Achievement in any sphere of life takes the following steps: 1. Imagine the result you desire. 2. Draw up a plan to get from where you are to the result you desire. 3. Work the plan. 4. Adjust the plan as necessary to stay on track. 5. Work the plan. 6. Avoid distractions. 7. Work the plan.

This past week I attended a meeting of our cycling club. I didn't hear anything that I haven't said before (of course when someone other than me says it, it becomes new and exciting. I am, you already know, a tyrant). It discouraged me to note that the ones who began the club were not in attendance and probably didn't even know it was being held. I had dreamed big dreams for the cycling club and could not find a way to achieve any of them. Probably I was not the right person for the task. Now I was hearing those same dreams come from other people, but I was not hearing any plan of reaching the goal. Just dreams.

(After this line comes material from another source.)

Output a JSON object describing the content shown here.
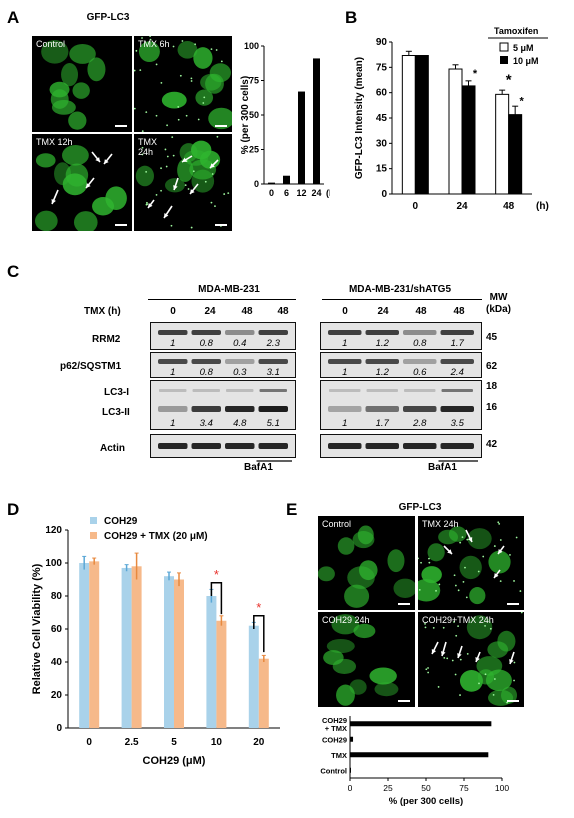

I came away discouraged. And that discouragement fed into every other aspect of my thinking. I found myself doubting whether or not any of the effort I've put into cycling had a meaning. It has been said, "never doubt in the dark what you've believed in the light". But how do you know that what you've believed in the light was real or just a mirage? How is it possible to know whether or not that oasis you see in the distance is the real thing? What if you get there only to find that you've used up precious resources in traveling to a mirage?

What if nothing really has any value after all? What if we are all like Mayflies? They leave the pupae stage to become adults with no mouths and a digestive system full of air. The only purpose they have now is to mate and die. And they'll do both within the next 48 hours.

Since I'm not a Mayfly, but a cyclist, I'll have to pursue some cycling goals. Typically for me they will all be extreme. Icarus should be my patron saint.

Over the next 50 years I will cycle with a purpose and the discipline to achieve those cycling goals. I will use copious amounts of time and money for this. And after they pour my ashes into the battery compartment of my bicycle headlight, those left behind can decide whether or not the gold I sought was fool's gold or the real thing.

As for the cycling club - I'm a little conflicted. If they don't succeed, then my dreams fail with them. If they do succeed, without me, it only confirms my uselessness. Unfortunately I don't have a plan B. So either way, I'll be cycling the second half alone.